Can Mark Twain Teach You Everything You Need To Know About IT User Adoption?
Recently I stumbled on a page of Mark Twain quotes. I realized that the insights and teachings of a man who died decades before modern information systems were even conceived might hold some of the greatest lessons for how to deliver successful technology adoption programs.
While Mark, who never had a smartphone (a term I am sure would have amused him to no end), who never faced a full email inbox, who never Tweeted (is that really a verb?), and who would probably laugh at the notion of an online social community, had some of the keenest insight about the nature of man.
Sadly, it is often a lack of understanding about the nature of man that leads many IT projects to plunge into great depths of despair and poor adoption.
Over the next few weeks, let’s take a look at Mark’s words in relation to IT user adoption programs.

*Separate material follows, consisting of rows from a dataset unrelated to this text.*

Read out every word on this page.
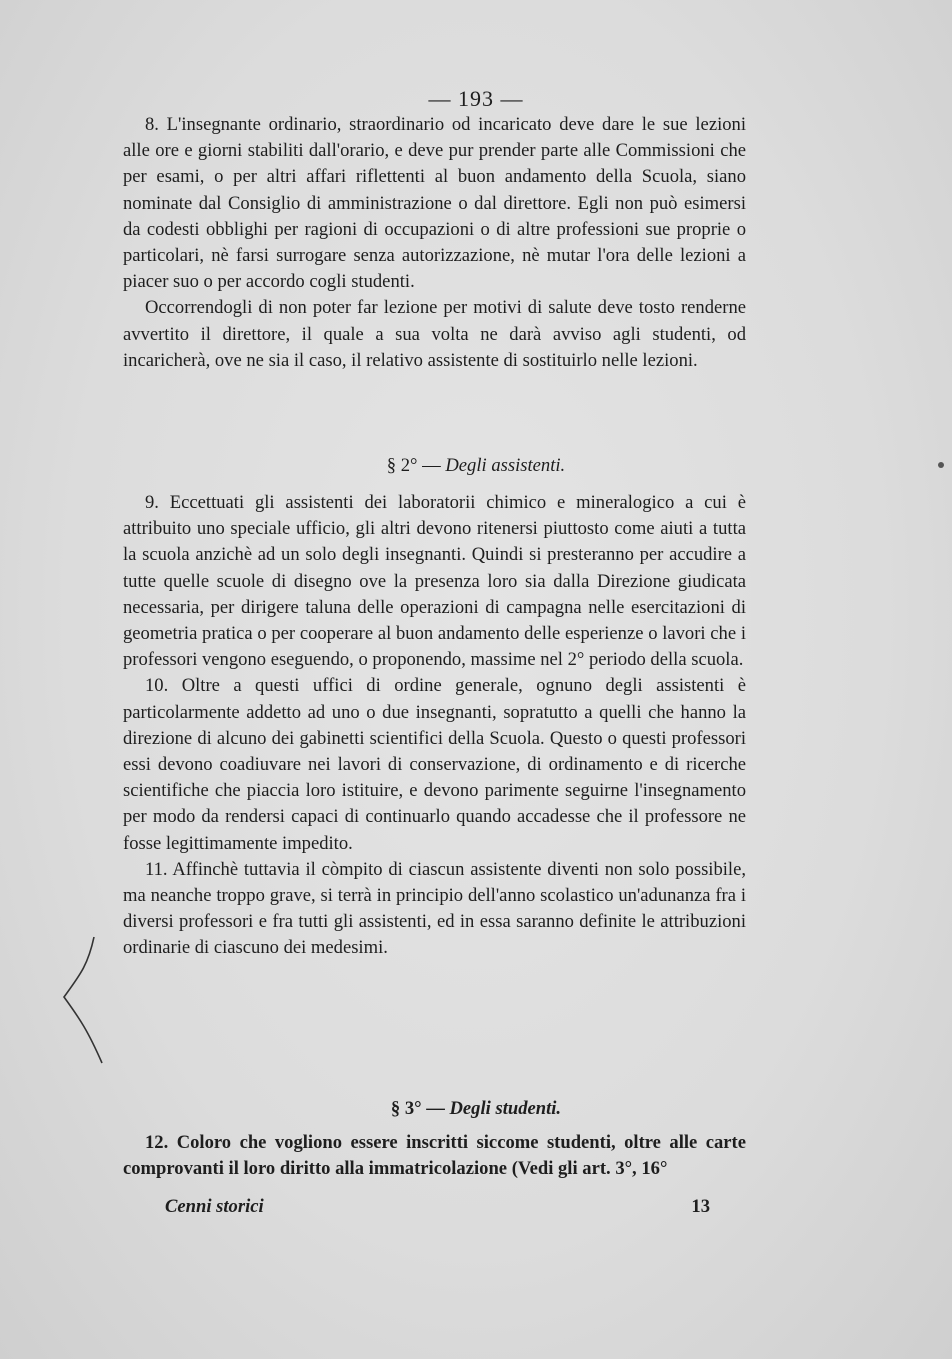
— 193 —

8. L'insegnante ordinario, straordinario od incaricato deve dare le sue lezioni alle ore e giorni stabiliti dall'orario, e deve pur prender parte alle Commissioni che per esami, o per altri affari riflettenti al buon andamento della Scuola, siano nominate dal Consiglio di amministrazione o dal direttore. Egli non può esimersi da codesti obblighi per ragioni di occupazioni o di altre professioni sue proprie o particolari, nè farsi surrogare senza autorizzazione, nè mutar l'ora delle lezioni a piacer suo o per accordo cogli studenti.

Occorrendogli di non poter far lezione per motivi di salute deve tosto renderne avvertito il direttore, il quale a sua volta ne darà avviso agli studenti, od incaricherà, ove ne sia il caso, il relativo assistente di sostituirlo nelle lezioni.

§ 2° — Degli assistenti.

9. Eccettuati gli assistenti dei laboratorii chimico e mineralogico a cui è attribuito uno speciale ufficio, gli altri devono ritenersi piuttosto come aiuti a tutta la scuola anzichè ad un solo degli insegnanti. Quindi si presteranno per accudire a tutte quelle scuole di disegno ove la presenza loro sia dalla Direzione giudicata necessaria, per dirigere taluna delle operazioni di campagna nelle esercitazioni di geometria pratica o per cooperare al buon andamento delle esperienze o lavori che i professori vengono eseguendo, o proponendo, massime nel 2° periodo della scuola.

10. Oltre a questi uffici di ordine generale, ognuno degli assistenti è particolarmente addetto ad uno o due insegnanti, sopratutto a quelli che hanno la direzione di alcuno dei gabinetti scientifici della Scuola. Questo o questi professori essi devono coadiuvare nei lavori di conservazione, di ordinamento e di ricerche scientifiche che piaccia loro istituire, e devono parimente seguirne l'insegnamento per modo da rendersi capaci di continuarlo quando accadesse che il professore ne fosse legittimamente impedito.

11. Affinchè tuttavia il còmpito di ciascun assistente diventi non solo possibile, ma neanche troppo grave, si terrà in principio dell'anno scolastico un'adunanza fra i diversi professori e fra tutti gli assistenti, ed in essa saranno definite le attribuzioni ordinarie di ciascuno dei medesimi.

§ 3° — Degli studenti.

12. Coloro che vogliono essere inscritti siccome studenti, oltre alle carte comprovanti il loro diritto alla immatricolazione (Vedi gli art. 3°, 16°

Cenni storici	13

When examined in the context of various aspects of effective user adoption programs, Mark shows us some of the common mistakes and misplaced assumptions that often plague many IT projects.

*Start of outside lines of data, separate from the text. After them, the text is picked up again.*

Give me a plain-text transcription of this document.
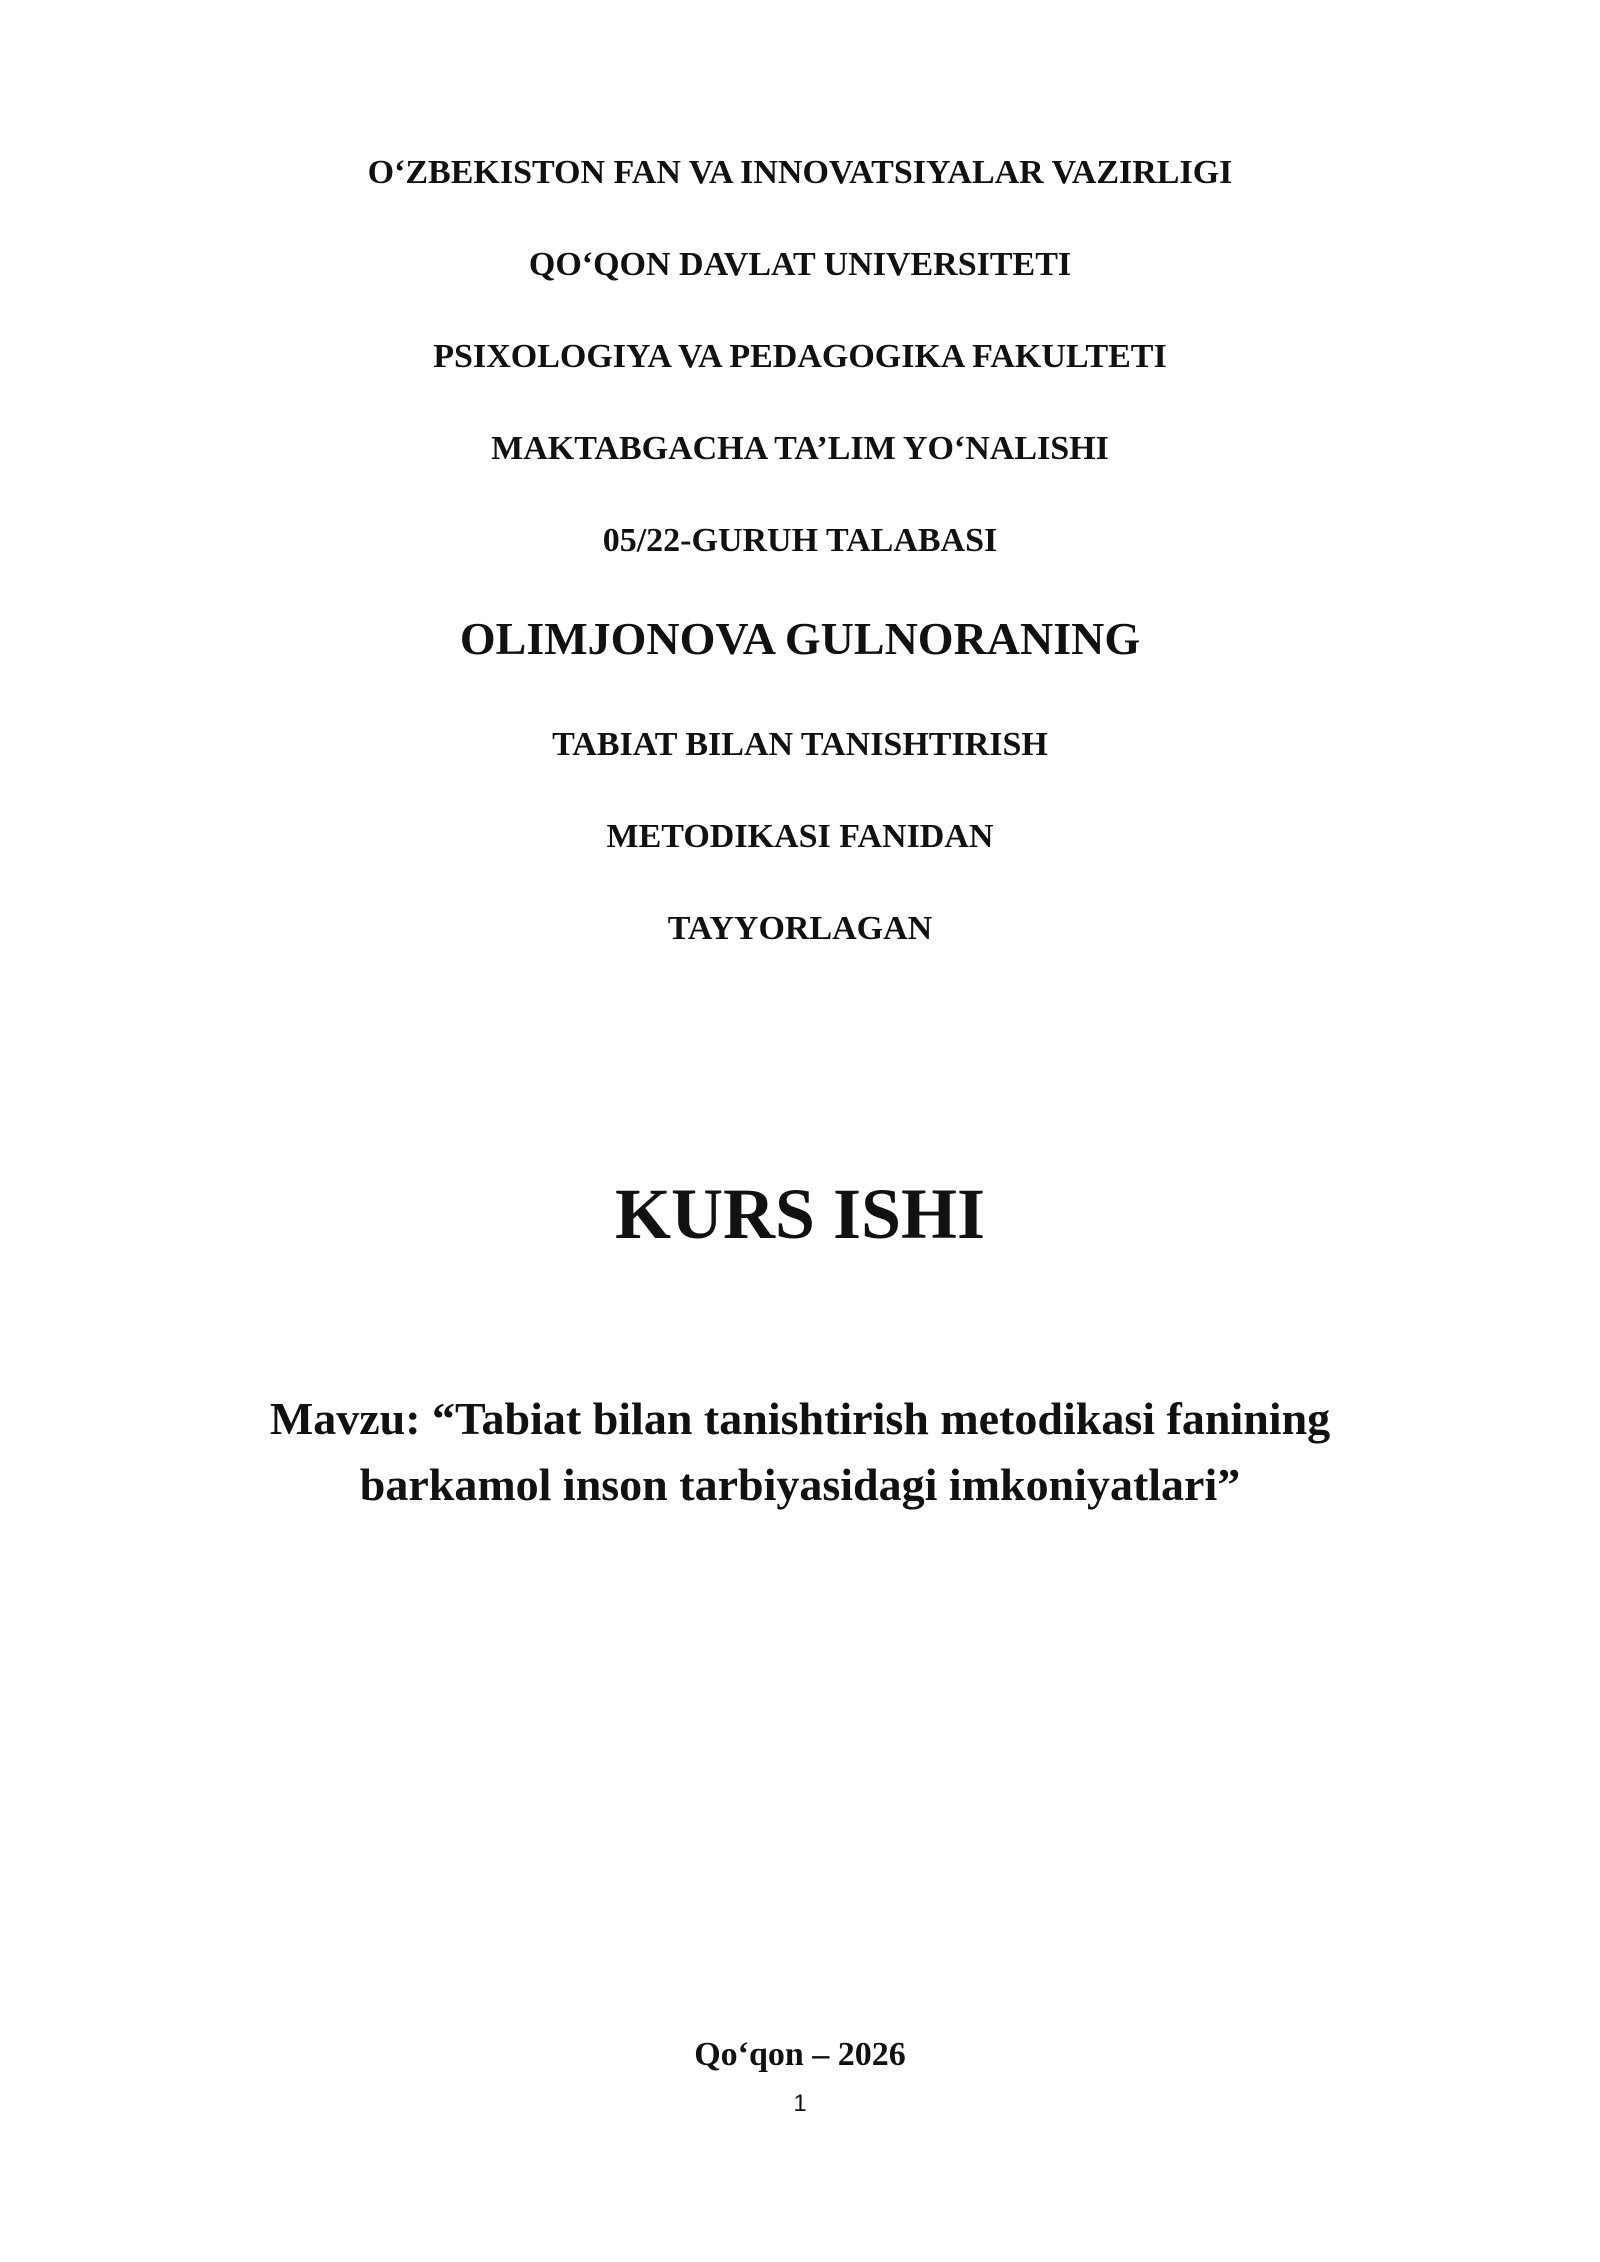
O‘ZBEKISTON FAN VA INNOVATSIYALAR VAZIRLIGI
QO‘QON DAVLAT UNIVERSITETI
PSIXOLOGIYA VA PEDAGOGIKA FAKULTETI
MAKTABGACHA TA’LIM YO‘NALISHI
05/22-GURUH TALABASI
OLIMJONOVA GULNORANING
TABIAT BILAN TANISHTIRISH
METODIKASI FANIDAN
TAYYORLAGAN
KURS ISHI
Mavzu: “Tabiat bilan tanishtirish metodikasi fanining
barkamol inson tarbiyasidagi imkoniyatlari”
Qo‘qon – 2026
1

How can you use Mark’s insights to deliver a more effective user adoption program?
User Adoption Strategy
When talking with new and prospective clients, one of the biggest problems we see is that people often believe they already know all of the specific challenges they need to overcome in order to deliver effective technology adoption.

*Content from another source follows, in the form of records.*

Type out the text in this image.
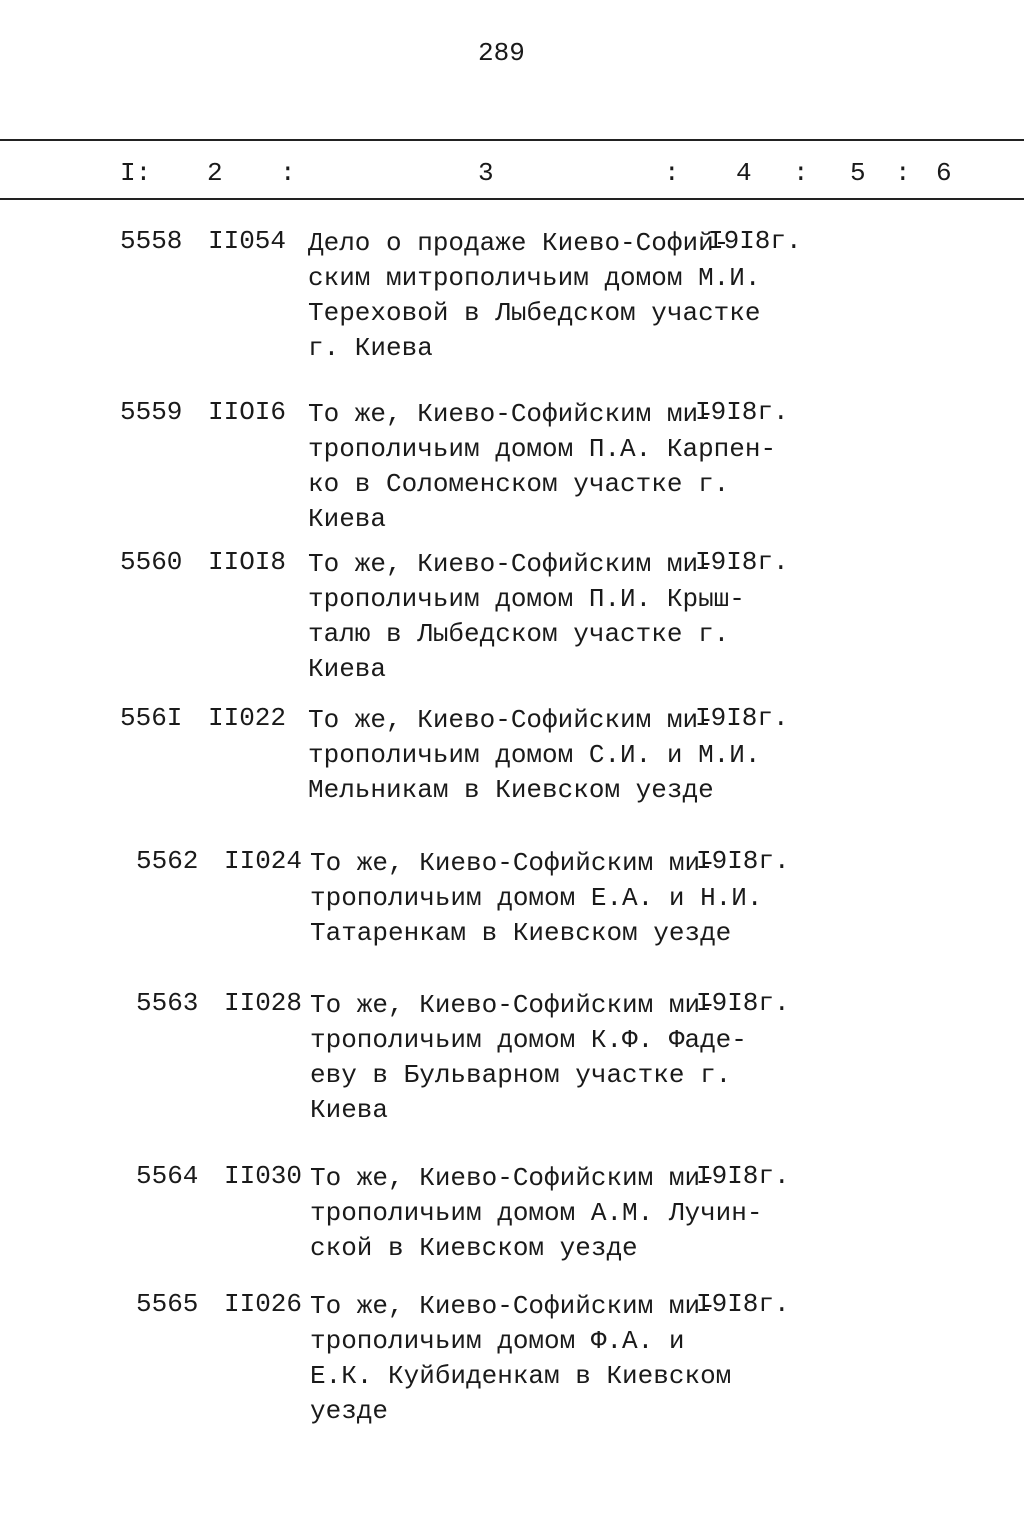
289
I: 2 :	3	: 4 : 5 : 6
5558 II054 Дело о продаже Киево-Софий-
ским митрополичьим домом М.И.
Тереховой в Лыбедском участке
г. Киева
I9I8г.
5559 IIOI6 То же, Киево-Софийским ми-
трополичьим домом П.А. Карпен-
ко в Соломенском участке г.
Киева
I9I8г.
5560 IIOI8 То же, Киево-Софийским ми-
трополичьим домом П.И. Крыш-
талю в Лыбедском участке г.
Киева
I9I8г.
556I II022 То же, Киево-Софийским ми-
трополичьим домом С.И. и М.И.
Мельникам в Киевском уезде
I9I8г.
5562 II024 То же, Киево-Софийским ми-
трополичьим домом Е.А. и Н.И.
Татаренкам в Киевском уезде
I9I8г.
5563 II028 То же, Киево-Софийским ми-
трополичьим домом К.Ф. Фаде-
еву в Бульварном участке г.
Киева
I9I8г.
5564 II030 То же, Киево-Софийским ми-
трополичьим домом А.М. Лучин-
ской в Киевском уезде
I9I8г.
5565 II026 То же, Киево-Софийским ми-
трополичьим домом Ф.А. и
Е.К. Куйбиденкам в Киевском
уезде
I9I8г.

Given this, they believe that there is no need to spend time or money assessing the drivers or barriers of user adoption within their organization, much less devise an actionable strategy to move forward successfully.
Unfortunately, we have found, without exception, that there always critical items that are missed when you don’t investigate before you take action.
These issues typically take the form of either key factors that were missed or the form of faulty (unverified) assumptions that led to great mistakes and wasted time or resources later.
In Mark Twain’s Words
Before you assume you don’t need a user adoption strategy, consider Mark’s words:
- “It ain’t what you don’t know that gets you into trouble. It’s what you know for sure that just ain’t so.”
- “Get your facts first; then you can distort them as you please.”
- “It is wiser to find out than to suppose.”
- “I was seldom able to see an opportunity until it had ceased to be one.”